The SEC's proposed rule 14a-11 would entitle a holder of at least 5% of the corporation's voting stock to place a nominee on the corporate ballot, but only if the proxy access rule had been activated by one of two triggering events, including the adoption by majority vote of a shareholder proposal submitted by a holder of more than 1% of the company's voting stock. The court said that proposed rule 14a-11 essentially establishes a process by which the shareholder proposal mechanism, subject to heightened eligibility requirements, may be employed to adopt a proxy access rule that is uniform across companies.

The court recognized that its holding facilitates a process for adopting non-uniform proxy access rules that are less restrictive than that created by proposed rule 14a-11. There may be no reason for a rule based on proposed rule 14a-11 to coexist with the procedure that the holding makes available to shareholders. If the Commission ultimately decides to adopt rule 14a-11, then such an action, although unnecessary, would likely be sufficient to modify the interpretation of rule 14a-8(i)(8) that the court adopted.

The SEC, reacting quickly to the court's ruling, announced that the Division of Corporation Finance will recommend an amendment to rule 14a-8 regarding director nominations by shareholders. The staff proposal, still to be developed, will address issues raised by the decision. The Commission has calendared the recommendation for consideration at an open meeting to be held on October 18, 2006.

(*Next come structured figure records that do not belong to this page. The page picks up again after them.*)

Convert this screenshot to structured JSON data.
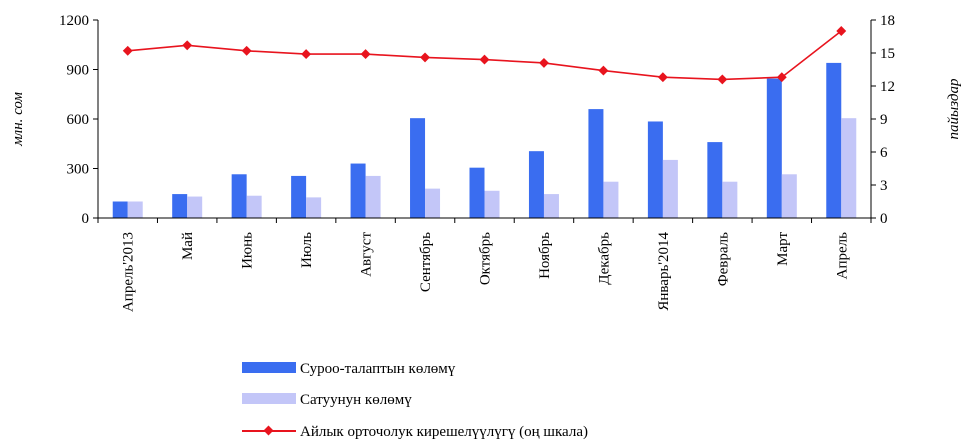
{
  "chart_data": {
    "type": "bar",
    "categories": [
      "Апрель'2013",
      "Май",
      "Июнь",
      "Июль",
      "Август",
      "Сентябрь",
      "Октябрь",
      "Ноябрь",
      "Декабрь",
      "Январь'2014",
      "Февраль",
      "Март",
      "Апрель"
    ],
    "series": [
      {
        "name": "Суроо-талаптын көлөмү",
        "type": "bar",
        "axis": "left",
        "color": "#3a6df0",
        "values": [
          100,
          145,
          265,
          255,
          330,
          605,
          305,
          405,
          660,
          585,
          460,
          845,
          940
        ]
      },
      {
        "name": "Сатуунун көлөмү",
        "type": "bar",
        "axis": "left",
        "color": "#c3c6f8",
        "values": [
          100,
          130,
          135,
          125,
          255,
          178,
          165,
          145,
          220,
          352,
          220,
          265,
          605
        ]
      },
      {
        "name": "Айлык орточолук кирешелүүлүгү (оң шкала)",
        "type": "line",
        "axis": "right",
        "color": "#e8141e",
        "marker": "diamond",
        "values": [
          15.2,
          15.7,
          15.2,
          14.9,
          14.9,
          14.6,
          14.4,
          14.1,
          13.4,
          12.8,
          12.6,
          12.8,
          17.0
        ]
      }
    ],
    "ylabel": "млн. сом",
    "ylabel_right": "пайыздар",
    "ylim": [
      0,
      1200
    ],
    "yticks": [
      0,
      300,
      600,
      900,
      1200
    ],
    "ylim_right": [
      0,
      18
    ],
    "yticks_right": [
      0,
      3,
      6,
      9,
      12,
      15,
      18
    ],
    "grid": false,
    "legend_position": "bottom"
  }
}
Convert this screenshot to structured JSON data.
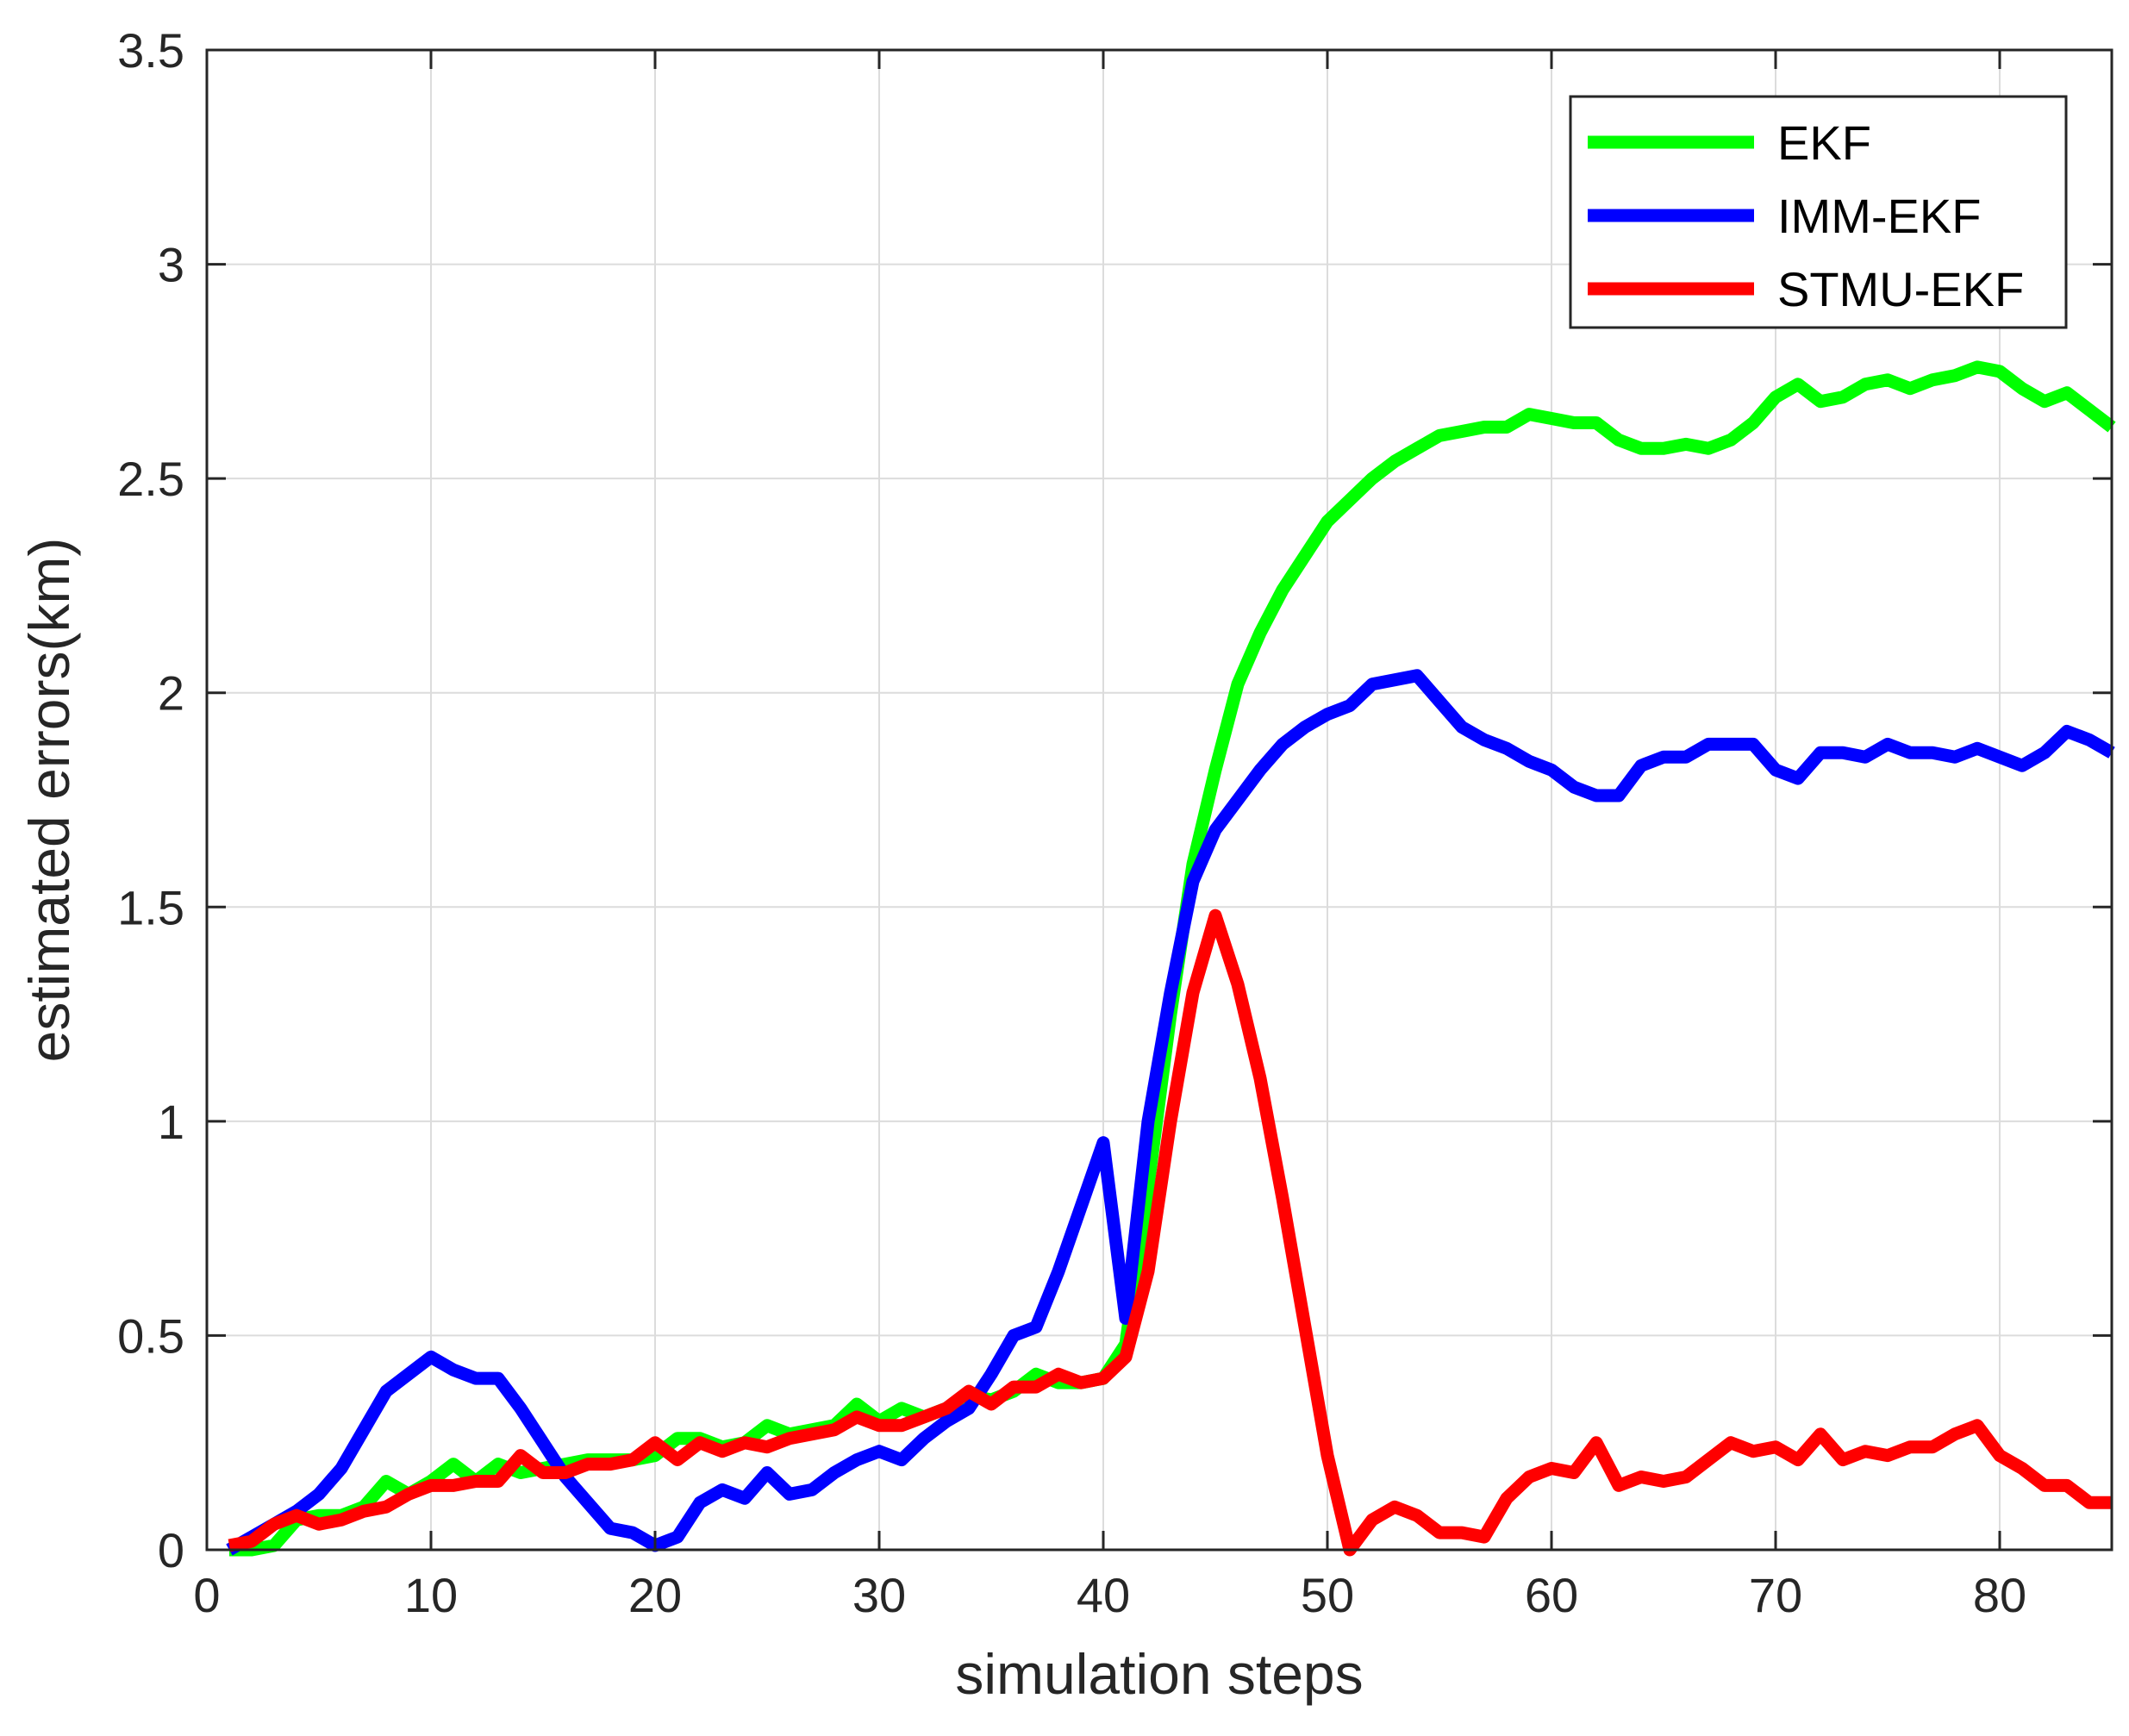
{
  "chart_data": {
    "type": "line",
    "title": "",
    "xlabel": "simulation steps",
    "ylabel": "estimated errors(km)",
    "xlim": [
      0,
      85
    ],
    "ylim": [
      0,
      3.5
    ],
    "xticks": [
      0,
      10,
      20,
      30,
      40,
      50,
      60,
      70,
      80
    ],
    "yticks": [
      0,
      0.5,
      1,
      1.5,
      2,
      2.5,
      3,
      3.5
    ],
    "xtick_labels": [
      "0",
      "10",
      "20",
      "30",
      "40",
      "50",
      "60",
      "70",
      "80"
    ],
    "ytick_labels": [
      "0",
      "0.5",
      "1",
      "1.5",
      "2",
      "2.5",
      "3",
      "3.5"
    ],
    "grid": true,
    "legend_position": "top-right",
    "x": [
      1,
      2,
      3,
      4,
      5,
      6,
      7,
      8,
      9,
      10,
      11,
      12,
      13,
      14,
      15,
      16,
      17,
      18,
      19,
      20,
      21,
      22,
      23,
      24,
      25,
      26,
      27,
      28,
      29,
      30,
      31,
      32,
      33,
      34,
      35,
      36,
      37,
      38,
      39,
      40,
      41,
      42,
      43,
      44,
      45,
      46,
      47,
      48,
      49,
      50,
      51,
      52,
      53,
      54,
      55,
      56,
      57,
      58,
      59,
      60,
      61,
      62,
      63,
      64,
      65,
      66,
      67,
      68,
      69,
      70,
      71,
      72,
      73,
      74,
      75,
      76,
      77,
      78,
      79,
      80,
      81,
      82,
      83,
      84,
      85
    ],
    "series": [
      {
        "name": "EKF",
        "color": "#00ff00",
        "values": [
          0.0,
          0.0,
          0.01,
          0.07,
          0.08,
          0.08,
          0.1,
          0.16,
          0.13,
          0.16,
          0.2,
          0.16,
          0.2,
          0.18,
          0.19,
          0.2,
          0.21,
          0.21,
          0.21,
          0.22,
          0.26,
          0.26,
          0.24,
          0.25,
          0.29,
          0.27,
          0.28,
          0.29,
          0.34,
          0.3,
          0.33,
          0.31,
          0.33,
          0.36,
          0.35,
          0.37,
          0.41,
          0.39,
          0.39,
          0.4,
          0.48,
          0.85,
          1.25,
          1.6,
          1.82,
          2.02,
          2.14,
          2.24,
          2.32,
          2.4,
          2.45,
          2.5,
          2.54,
          2.57,
          2.6,
          2.61,
          2.62,
          2.62,
          2.65,
          2.64,
          2.63,
          2.63,
          2.59,
          2.57,
          2.57,
          2.58,
          2.57,
          2.59,
          2.63,
          2.69,
          2.72,
          2.68,
          2.69,
          2.72,
          2.73,
          2.71,
          2.73,
          2.74,
          2.76,
          2.75,
          2.71,
          2.68,
          2.7,
          2.66,
          2.62
        ]
      },
      {
        "name": "IMM-EKF",
        "color": "#0000ff",
        "values": [
          0.0,
          0.03,
          0.06,
          0.09,
          0.13,
          0.19,
          0.28,
          0.37,
          0.41,
          0.45,
          0.42,
          0.4,
          0.4,
          0.33,
          0.25,
          0.17,
          0.11,
          0.05,
          0.04,
          0.01,
          0.03,
          0.11,
          0.14,
          0.12,
          0.18,
          0.13,
          0.14,
          0.18,
          0.21,
          0.23,
          0.21,
          0.26,
          0.3,
          0.33,
          0.41,
          0.5,
          0.52,
          0.65,
          0.8,
          0.95,
          0.54,
          1.0,
          1.3,
          1.56,
          1.68,
          1.75,
          1.82,
          1.88,
          1.92,
          1.95,
          1.97,
          2.02,
          2.03,
          2.04,
          1.98,
          1.92,
          1.89,
          1.87,
          1.84,
          1.82,
          1.78,
          1.76,
          1.76,
          1.83,
          1.85,
          1.85,
          1.88,
          1.88,
          1.88,
          1.82,
          1.8,
          1.86,
          1.86,
          1.85,
          1.88,
          1.86,
          1.86,
          1.85,
          1.87,
          1.85,
          1.83,
          1.86,
          1.91,
          1.89,
          1.86
        ]
      },
      {
        "name": "STMU-EKF",
        "color": "#ff0000",
        "values": [
          0.01,
          0.02,
          0.06,
          0.08,
          0.06,
          0.07,
          0.09,
          0.1,
          0.13,
          0.15,
          0.15,
          0.16,
          0.16,
          0.22,
          0.18,
          0.18,
          0.2,
          0.2,
          0.21,
          0.25,
          0.21,
          0.25,
          0.23,
          0.25,
          0.24,
          0.26,
          0.27,
          0.28,
          0.31,
          0.29,
          0.29,
          0.31,
          0.33,
          0.37,
          0.34,
          0.38,
          0.38,
          0.41,
          0.39,
          0.4,
          0.45,
          0.65,
          1.0,
          1.3,
          1.48,
          1.32,
          1.1,
          0.82,
          0.52,
          0.22,
          0.0,
          0.07,
          0.1,
          0.08,
          0.04,
          0.04,
          0.03,
          0.12,
          0.17,
          0.19,
          0.18,
          0.25,
          0.15,
          0.17,
          0.16,
          0.17,
          0.21,
          0.25,
          0.23,
          0.24,
          0.21,
          0.27,
          0.21,
          0.23,
          0.22,
          0.24,
          0.24,
          0.27,
          0.29,
          0.22,
          0.19,
          0.15,
          0.15,
          0.11,
          0.11
        ]
      }
    ]
  }
}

SEC Chairman Christopher Cox said that important shareholder rights in the proxy process are best secured under a consistent national application of rule 14a-8 to shareholder proposals. Therefore, to provide certainty with regard to shareholder proposals in every judicial circuit, he has directed the staff to prepare recommendations for revisions to rule 14a-8 that will assure its consistent nationwide application. He said that a final proposal will be considered at an open meeting of the Commission that will be scheduled to allow a final rule to go into effect in time for the 2007 proxy season.